In order to pass the test below your svd.jou journal file must assign the RMS value to an IDL variable 'rms'.

My working journal file svd.jou is ready for uploading Locate and upload your svd.jou file: Credits: 5/-5 OK

Use any remaining time for example to play with the X-widget interface, either with this weeks interface, or the one from last week.

Spend at least one hour this week reading the chapter about Linear Algebra in Numerical Recipes; understanding what goes on in this exercise is non-trivial! Details about what to read are given in the Lecture Notes.

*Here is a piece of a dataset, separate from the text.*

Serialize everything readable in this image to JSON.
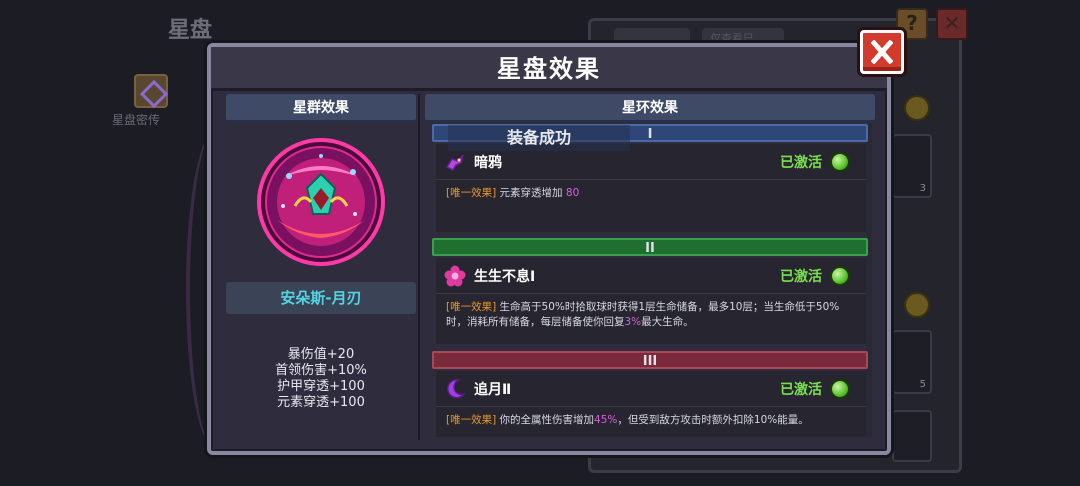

If you did not have enough time to play with IDL last week, or during the exercise hours, then do it in your home work time. The X-widget interface this week is similar to the one last week; in fact if you would like to experiment with modifications of the X-widgets, you can pick either one of the two exercises.

If you want to prepare for the next Lecture, then check out the Chapter in Numerical Recipes about Ordinary Differential Equations.